Data and analytics are firmly shaking up numerous industries, and the effects will definitely become more noticeable as acceptance reaches critical majority. Much larger wave of change is imminent on the horizon as deep learning approaches prime, giving machines unrivaled capabilities to think, problem-solve, and apprehend language. Companies that are able to harness these potentials excellently will be able to build compelling value and characterize themselves, while remaining will find increasingly at a detriment.
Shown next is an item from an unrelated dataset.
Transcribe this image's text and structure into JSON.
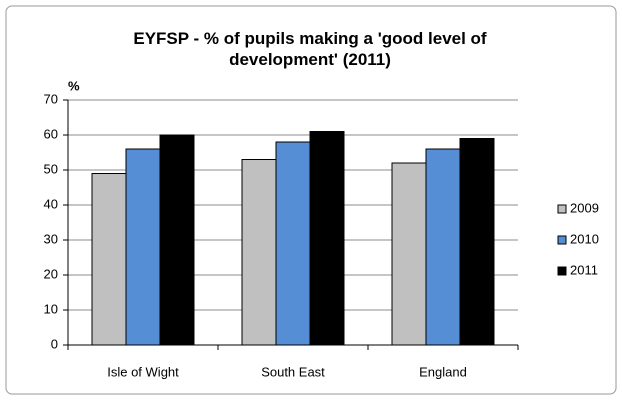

The volume of available data has grown exponentially, much sophisticated algorithms have been developed, and computational power and storage have steadily improved. The convergence of these trends is fueling rapid technology advances and business disruptions.
- The biggest obstacles companies face in deriving value from data and analytics are organizational.
- Leading companies are using their potentials not only to improve their core operations but to launch entirely new business models.
- Data is now a demanding corporate asset. It comes from the web, billions of phones, sensors, payment systems, cameras, and a huge array of other source and its value is tied to its ultimate use.
- Data and analytics establish several disruptive models. Introducing new types of data sets can disrupt industries, and massive data integration capabilities can break through organizational and technological silos, enabling new insights and models.
- Novel advances in machine learning can be used to solve a tremendous variety of problems—and deep learning is pushing the boundaries even further. Systems enabled by machine learning can provide customer service, manage logistics, analyze medical records, or even write news stories.
- Most companies are capturing only a fraction of the potential value from data and analytics.